Last Wednesday, the South Korean government announced that it will deport Chinese citizens found guilty of attacks during the running of the Olympic torch in Seoul last month. “The justice ministry, while fully respecting the friendly ties between South Korea and China, will sternly punish Chinese nationals who committed illegal acts,” a ministry spokesman said. The authorities were specifically looking for four Chinese, including a student suspected of injuring a policeman in a fight in a hotel lobby at the end of the torch relay.
Small South Korea has historically had trouble dealing with large China, yet Seoul’s officials have now found the courage to stand up to Beijing, which had earlier rushed to the defense of the students. So what is the most powerful country in the history of the world doing about its Chinese student problem?
Chinese students in the United States made a series of death threats last month. The most prominent incident involved Grace Wang, a Duke freshman who tried to mediate between twelve pro-Tibet protestors and a crowd of about 500 angry people, mostly Chinese citizens. As a result, her home in China was vandalized, her family there was forced into hiding, and she became the target of death threats in the United States.

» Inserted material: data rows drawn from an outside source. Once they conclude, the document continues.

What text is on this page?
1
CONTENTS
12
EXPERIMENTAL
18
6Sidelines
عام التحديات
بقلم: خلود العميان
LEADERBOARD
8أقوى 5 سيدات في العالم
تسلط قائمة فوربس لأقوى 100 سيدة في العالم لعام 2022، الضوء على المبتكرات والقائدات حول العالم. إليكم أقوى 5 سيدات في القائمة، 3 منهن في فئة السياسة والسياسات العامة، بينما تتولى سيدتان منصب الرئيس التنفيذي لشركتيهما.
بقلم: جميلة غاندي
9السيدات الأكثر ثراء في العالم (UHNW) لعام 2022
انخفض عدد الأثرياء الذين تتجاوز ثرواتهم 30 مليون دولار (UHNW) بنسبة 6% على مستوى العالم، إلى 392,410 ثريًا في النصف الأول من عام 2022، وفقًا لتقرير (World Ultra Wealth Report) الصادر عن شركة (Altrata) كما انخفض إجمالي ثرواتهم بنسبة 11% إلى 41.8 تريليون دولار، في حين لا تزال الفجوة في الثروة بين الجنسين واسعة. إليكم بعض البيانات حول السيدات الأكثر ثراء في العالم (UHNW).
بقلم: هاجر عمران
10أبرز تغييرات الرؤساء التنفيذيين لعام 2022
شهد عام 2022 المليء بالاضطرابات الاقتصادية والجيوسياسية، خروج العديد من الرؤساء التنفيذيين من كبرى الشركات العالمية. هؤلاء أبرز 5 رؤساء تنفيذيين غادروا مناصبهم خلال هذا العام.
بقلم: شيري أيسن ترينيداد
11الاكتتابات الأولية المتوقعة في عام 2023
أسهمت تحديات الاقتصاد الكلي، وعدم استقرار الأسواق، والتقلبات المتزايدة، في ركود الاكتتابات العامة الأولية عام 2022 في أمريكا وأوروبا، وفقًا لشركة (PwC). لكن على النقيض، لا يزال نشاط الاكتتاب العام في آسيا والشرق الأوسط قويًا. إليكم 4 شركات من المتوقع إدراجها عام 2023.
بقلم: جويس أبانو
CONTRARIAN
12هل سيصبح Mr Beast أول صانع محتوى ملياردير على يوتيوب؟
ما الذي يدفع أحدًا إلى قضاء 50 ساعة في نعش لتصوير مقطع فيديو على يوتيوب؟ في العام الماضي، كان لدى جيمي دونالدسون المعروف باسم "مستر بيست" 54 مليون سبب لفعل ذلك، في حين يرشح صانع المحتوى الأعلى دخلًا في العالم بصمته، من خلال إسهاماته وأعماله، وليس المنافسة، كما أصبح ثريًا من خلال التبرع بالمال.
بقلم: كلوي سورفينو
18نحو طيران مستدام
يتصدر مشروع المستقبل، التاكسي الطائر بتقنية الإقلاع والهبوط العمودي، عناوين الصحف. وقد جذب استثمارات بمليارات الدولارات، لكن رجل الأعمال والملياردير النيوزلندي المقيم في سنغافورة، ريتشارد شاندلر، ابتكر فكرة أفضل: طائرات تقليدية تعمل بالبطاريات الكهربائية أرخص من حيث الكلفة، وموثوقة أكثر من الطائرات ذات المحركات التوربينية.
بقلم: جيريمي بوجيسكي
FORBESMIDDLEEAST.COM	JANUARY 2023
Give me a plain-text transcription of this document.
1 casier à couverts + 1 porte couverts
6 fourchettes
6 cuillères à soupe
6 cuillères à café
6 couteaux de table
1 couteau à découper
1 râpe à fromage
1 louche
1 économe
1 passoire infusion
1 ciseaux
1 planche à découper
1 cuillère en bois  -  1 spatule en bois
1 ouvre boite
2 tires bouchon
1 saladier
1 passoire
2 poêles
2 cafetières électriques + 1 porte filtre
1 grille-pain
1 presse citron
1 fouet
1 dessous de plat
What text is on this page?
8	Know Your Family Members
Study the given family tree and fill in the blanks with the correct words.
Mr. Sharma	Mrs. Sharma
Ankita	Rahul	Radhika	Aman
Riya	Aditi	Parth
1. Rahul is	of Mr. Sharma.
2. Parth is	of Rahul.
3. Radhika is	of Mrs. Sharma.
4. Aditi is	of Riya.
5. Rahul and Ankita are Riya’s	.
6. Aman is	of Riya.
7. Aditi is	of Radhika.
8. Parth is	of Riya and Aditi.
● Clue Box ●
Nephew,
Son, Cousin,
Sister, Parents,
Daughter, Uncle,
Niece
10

Those who made threats against Wang should be found, jailed, and, if foreign nationals, deported. And that goes for all the others who made death threats on American colleges during the last couple months. Universities are vital institutions, and attempts to undermine freedom of expression on campus strike at the heart of our society. There should be zero tolerance for such intolerance. And Washington needs to send a clear message to Beijing, which appears to have orchestrated the “pro-China” demonstrations of students.
It’s bad enough that the Chinese Communist Party represses China’s people. It’s worse when it seeks to repress ours.